If you read the WSJ article, you’ll also see mention of the Journal of Spurious Correlations.  Unfortunately, it’s dedicated to the social sciences, so us biomedical science nerds won’t be reading much of this one.  That’s too bad, but I hold out hope that a publisher will start a journal for clinical-science spurious correlations, which they can title…um…The Journal of Observational Studies.  Just kidding!   Well-designed observational studies can be of value if interpreted and used properly (see for some examples: Concato et al and Benson et al in NEJM 2000). 

The inaugural issue of the Clinical Journal of Spurious Correlations could re-publish some of the literature’s classical oops of observational studies.  Here are a few of my favorites:

Postmenopausal Estrogen and Progestin Use and the Risk of Cardiovascular Disease (NEJM 1996).  The classic spurious correlation between use of estrogen/progestin hormone replacement therapy and the risk of coronary heart disease courtesy of the Nurse’s Health Study.  The authors were well aware of potential biases affecting this study, including confounding by indication.  Neverthless, these findings contributed in a big way to recommendations made by key physician groups, notably the American College of Physicians, that nearly all postmenopausal women should be offered postmenopausal hormone replacement.  The eventual overthrow of this view by randomized trials–HERS and WHI–has opened many eyes to the dangers of relying on observational clinical studies as sufficient evidence to support practice guidelines.

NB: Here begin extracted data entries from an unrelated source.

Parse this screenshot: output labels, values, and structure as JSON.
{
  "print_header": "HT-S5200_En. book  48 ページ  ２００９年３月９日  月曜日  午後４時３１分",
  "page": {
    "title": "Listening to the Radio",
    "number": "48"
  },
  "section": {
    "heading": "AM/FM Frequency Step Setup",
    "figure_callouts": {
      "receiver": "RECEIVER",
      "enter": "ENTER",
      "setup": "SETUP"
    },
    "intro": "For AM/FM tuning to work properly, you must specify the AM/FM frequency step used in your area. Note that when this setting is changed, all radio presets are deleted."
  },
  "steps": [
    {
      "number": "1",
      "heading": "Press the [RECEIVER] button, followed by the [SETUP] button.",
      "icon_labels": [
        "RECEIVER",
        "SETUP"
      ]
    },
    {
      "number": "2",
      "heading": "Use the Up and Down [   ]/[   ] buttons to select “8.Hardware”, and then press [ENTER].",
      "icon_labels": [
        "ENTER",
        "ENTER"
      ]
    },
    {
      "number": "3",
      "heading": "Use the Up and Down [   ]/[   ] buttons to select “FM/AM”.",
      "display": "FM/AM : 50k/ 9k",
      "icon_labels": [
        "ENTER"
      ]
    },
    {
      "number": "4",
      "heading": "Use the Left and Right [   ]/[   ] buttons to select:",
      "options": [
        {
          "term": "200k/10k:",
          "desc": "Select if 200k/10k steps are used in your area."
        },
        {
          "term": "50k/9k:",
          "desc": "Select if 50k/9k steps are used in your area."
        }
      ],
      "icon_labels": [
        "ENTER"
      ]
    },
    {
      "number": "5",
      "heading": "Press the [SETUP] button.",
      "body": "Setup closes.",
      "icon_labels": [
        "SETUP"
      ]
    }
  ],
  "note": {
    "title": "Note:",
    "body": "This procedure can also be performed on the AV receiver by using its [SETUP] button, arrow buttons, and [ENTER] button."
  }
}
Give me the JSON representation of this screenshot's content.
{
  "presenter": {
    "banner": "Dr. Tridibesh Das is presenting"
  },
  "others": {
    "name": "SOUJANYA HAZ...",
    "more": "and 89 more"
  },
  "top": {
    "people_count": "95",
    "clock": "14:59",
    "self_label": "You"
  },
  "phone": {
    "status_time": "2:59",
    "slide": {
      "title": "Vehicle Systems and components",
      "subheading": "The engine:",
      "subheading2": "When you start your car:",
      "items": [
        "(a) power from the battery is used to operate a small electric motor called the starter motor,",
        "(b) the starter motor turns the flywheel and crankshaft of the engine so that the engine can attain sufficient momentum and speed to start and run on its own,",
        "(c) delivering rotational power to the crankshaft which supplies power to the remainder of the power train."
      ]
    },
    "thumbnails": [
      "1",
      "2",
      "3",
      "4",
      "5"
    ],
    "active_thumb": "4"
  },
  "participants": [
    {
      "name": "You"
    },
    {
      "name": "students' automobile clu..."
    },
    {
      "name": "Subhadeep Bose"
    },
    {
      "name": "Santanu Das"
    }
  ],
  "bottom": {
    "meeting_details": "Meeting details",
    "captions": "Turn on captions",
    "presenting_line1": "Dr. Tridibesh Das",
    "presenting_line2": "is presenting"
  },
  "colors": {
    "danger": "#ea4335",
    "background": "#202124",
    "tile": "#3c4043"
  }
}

Ventricular depolarizations (VPDs) and mortality post-MI.  Several observational studies indicated that VPDs post-MI were correlated with the rate of mortality, a significant increase in risk of death was suggested.  The CAST trial, preliminary results of which were published hastily in 1989, was designed to test the hypothesis that suppressing VPDs post-MI would reduce mortality.  As many of you no doubt know, CAST, a randomized controlled trial, demonstrated that suppression of VPD with anti-arrhythmia drugs post-MI increased mortality substantially (2.5x to 3.5x).  Two big take-homes from CAST were that biomarkers are not disease surrogates unless thoroughly validated, and correlation not only does not establish causation it can be downright misleading.

Coffee and Cancer of the Pancreas (NEJM 1981).  An oldy but goody.  Three or more cups of day increased the risk of pancreatic cancer by nearly three-fold over no coffee consumption.  But the study wasn’t designed to examine the risk of pancreatic cancer with coffee consumption!  It was an exploratory analysis.  This study has since been widely taught as an example of the dangers of clinical-study fishing expeditions, particularly risky in observational studies.

Reserpine and breast cancer.  In the mid-1970’s a series of smallish case-control studies showed what appeared to a modestly increased irsk of breast cancer from use of reserpine (a plant-derived indole alkaloid, which at the time was one of very few choices for treating outpatient hypertension).  It wasn’t until nearly a decade later that the association was regarded as erroneous by opinion leaders (see, for example, Horwitz and Feinstein 1985).  The reason for the erroneous association:  exclusion bias.  Most of the studies demonstrating a relationship between reserpine and breast had excluded patients with a history of cardiovascular disease.  Since these exclusions weren’t equally balanced among cases and controls, it led to a spurious correlation.  Although by the mid-80’s the erroneous conclusions were widely appreciated, I can tell you from personal experience that reserpine jaundice remained in the eyes of practitioners familiar with the early literature long afterwards.